José Kozer, El carrillon de los muertos, Universidad Veracruzana (colec. Ficción), México, 2006

 

A Luis Paniagua,
en agradecimiento.

A pesar de que en la última década importantes casas editoriales mexicanas han publicado en distintos momentos parte de su prolífica obra, la magnífica poesía de José Kozer (Cuba, 1940) aún no se conoce ni se comenta con justicia en el país.
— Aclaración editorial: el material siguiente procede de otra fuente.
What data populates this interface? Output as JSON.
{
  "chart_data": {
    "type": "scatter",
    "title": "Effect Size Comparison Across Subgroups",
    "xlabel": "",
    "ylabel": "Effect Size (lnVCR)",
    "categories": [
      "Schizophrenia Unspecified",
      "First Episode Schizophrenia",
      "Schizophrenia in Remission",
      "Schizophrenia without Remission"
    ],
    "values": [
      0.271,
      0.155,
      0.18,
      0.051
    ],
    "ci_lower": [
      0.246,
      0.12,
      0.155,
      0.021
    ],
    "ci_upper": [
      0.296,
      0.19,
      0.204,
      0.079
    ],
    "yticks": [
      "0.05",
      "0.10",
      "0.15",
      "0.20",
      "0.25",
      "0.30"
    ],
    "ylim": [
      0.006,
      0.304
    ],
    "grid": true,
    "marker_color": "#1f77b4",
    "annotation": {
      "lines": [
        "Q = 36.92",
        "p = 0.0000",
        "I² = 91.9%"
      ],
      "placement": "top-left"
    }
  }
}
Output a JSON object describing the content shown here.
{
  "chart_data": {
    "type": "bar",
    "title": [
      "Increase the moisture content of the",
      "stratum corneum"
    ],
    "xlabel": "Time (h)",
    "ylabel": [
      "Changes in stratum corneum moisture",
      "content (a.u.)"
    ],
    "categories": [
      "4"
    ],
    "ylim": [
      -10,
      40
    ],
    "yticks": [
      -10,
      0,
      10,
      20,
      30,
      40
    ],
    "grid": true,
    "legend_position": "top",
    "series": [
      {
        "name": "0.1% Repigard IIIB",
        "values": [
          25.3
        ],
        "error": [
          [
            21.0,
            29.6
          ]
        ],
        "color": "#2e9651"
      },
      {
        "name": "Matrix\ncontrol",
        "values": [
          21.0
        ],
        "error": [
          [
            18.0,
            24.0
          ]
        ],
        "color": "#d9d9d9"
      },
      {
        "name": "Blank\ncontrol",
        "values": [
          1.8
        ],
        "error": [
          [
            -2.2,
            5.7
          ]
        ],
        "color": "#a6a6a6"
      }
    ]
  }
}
Recientemente han aparecido los poemarios Práctica (2007) –nuevamente bajo el sello de Ediciones Sin Nombre, donde antes ya habíamos conocido Un caso llamado FK y La maquinaria ilimitada– y El carillón de los muertos (2006) –publicado originalmente en 1987, y ahora editado por primera vez en nuestro medio por la prestigiada Universidad Veracruzana–, lo cual confirma, sin embargo, la confianza de las editoriales mexicanas en la escritura de José Kozer, y, sobre todo, su alta estima en el ámbito más generoso de Hispanoamérica.

 

Los motivos que aborda la poesía de Kozer son tantos y tan disímiles como lo son en la vida misma cualquier día: así la tarde en que hay que dictar ante el notario el improrrogable testamento, la noche en que se recuenta la infancia, o la mañana en que se prepara el desayuno y se repasan las labores que todavía faltan. De modo que en la voz del vate parece que todo puede ser dicho poéticamente. Y es, en efecto, el particular modo de la escritura de Kozer con que son expuestas las cosas cotidianas y vulgarmente manoseadas por el lenguaje diario, lo que las hace entrañables, a veces de forma irónica, pero siempre sonrientes, gozosas. Es, pues, aquel delicado y resplandeciente guiño no del bufón, sino de quien sabe el envés del revés, la rubrica (lúdica, lúcida, loca y también versícula) de su poesía.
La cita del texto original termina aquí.